Monday, 17 November 2003
Correlates of tree mortality resulting from re-introducing fire to long-unburned longleaf pine forests
Reintroducing fire into long-unburned coniferous forests often results in substantial overstory mortality; the result of smoldering fire within the forest floor often termed “duff fires.” Contrary to previous reports of mortality diminishing with increased tree size, duff fires tend to kill the largest individuals more often than smaller trees.

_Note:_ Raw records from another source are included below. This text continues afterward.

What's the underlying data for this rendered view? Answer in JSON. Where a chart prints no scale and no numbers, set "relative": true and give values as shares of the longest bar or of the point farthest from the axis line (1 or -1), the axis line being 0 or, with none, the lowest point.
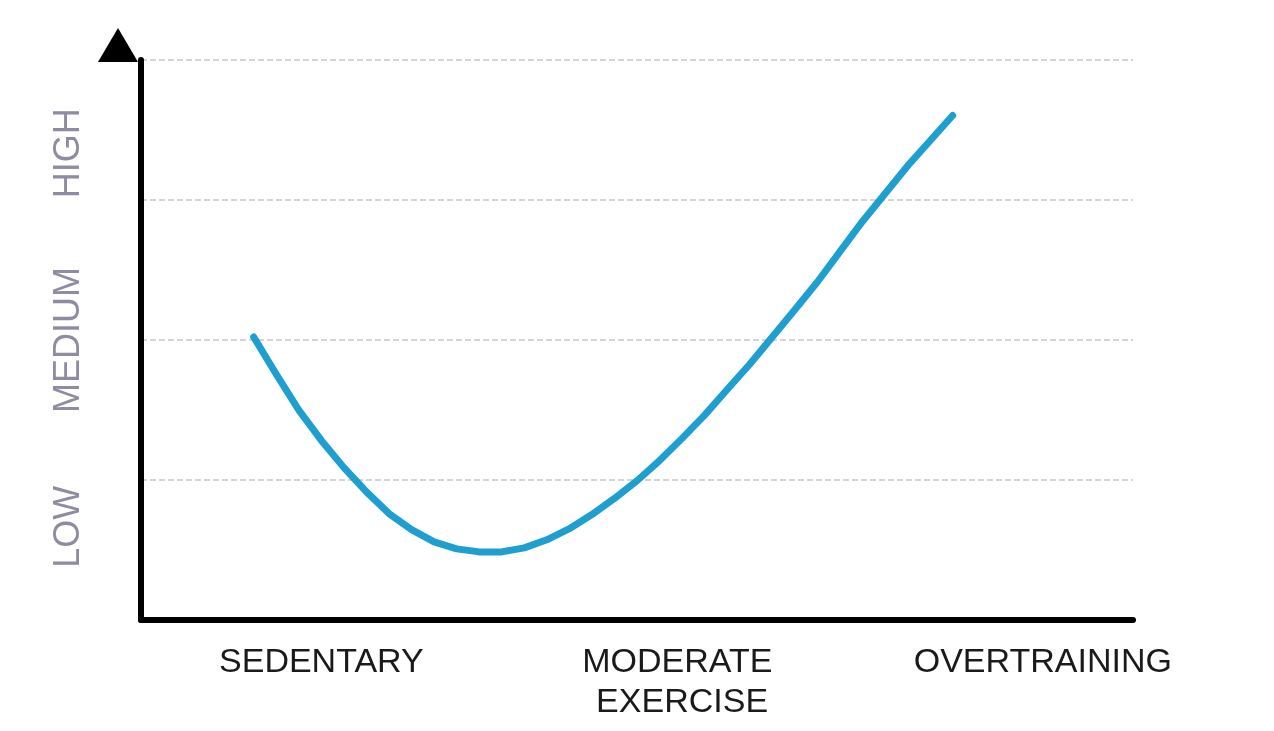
{
  "chart_data": {
    "type": "line",
    "relative": true,
    "grid": "y",
    "marker": "none",
    "line_style": "solid",
    "categories": [
      null,
      null,
      null,
      null,
      null,
      null,
      null,
      null,
      "SEDENTARY",
      null,
      null,
      null,
      null,
      null,
      null,
      null,
      null,
      null,
      null,
      null,
      null,
      null,
      null,
      null,
      "MODERATE EXERCISE",
      null,
      null,
      null,
      null,
      null,
      null,
      null,
      null,
      null,
      null,
      null,
      null,
      null,
      null,
      null,
      "OVERTRAINING",
      null,
      null,
      null,
      null
    ],
    "series": [
      {
        "color": "#1e9fd0",
        "values": [
          null,
          null,
          null,
          null,
          null,
          0.561,
          0.487,
          0.416,
          0.356,
          0.302,
          0.254,
          0.211,
          0.179,
          0.155,
          0.141,
          0.135,
          0.135,
          0.143,
          0.159,
          0.181,
          0.209,
          0.241,
          0.276,
          0.316,
          0.36,
          0.406,
          0.457,
          0.507,
          0.561,
          0.615,
          0.67,
          0.73,
          0.79,
          0.845,
          0.9,
          0.95,
          1.0,
          null,
          null,
          null,
          null,
          null,
          null,
          null,
          null
        ]
      }
    ],
    "annotations": [
      "LOW",
      "MEDIUM",
      "HIGH"
    ]
  }
}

These low temperature, long residence time fires penetrate the protective bark layers to damage vascular tissues and surficial organic and mineral soil horizons to damage active roots. At Eglin Air Force Base in Florida, we conducted a study to determine the role of duff moisture on longleaf pine (Pinus palustris) mortality. We installed large scale (10-ha) burning treatments to four long-unburned longleaf pine stands with three replicates each of dry, moist, and wet. Mean moisture content of pre-treatment duff measured 54.33 %, 87.15 %, 114.50 %, respectively. One-year overstory pine mortality ranged from 0 to 42 %, with dry duff moisture burns having the greatest mortality across all three sites. Likewise, duff consumption followed the same pattern, with consumption highest (mean=69%) in dry burns, lowest (mean=38%) in wet burns. Our on-going work is monitoring delayed mortality, determining mechanistic links between smoldering fire and tree damage and physiology, and designing prescription parameters for safely reintroducing prescribed fire to long-unburned southern pine forests.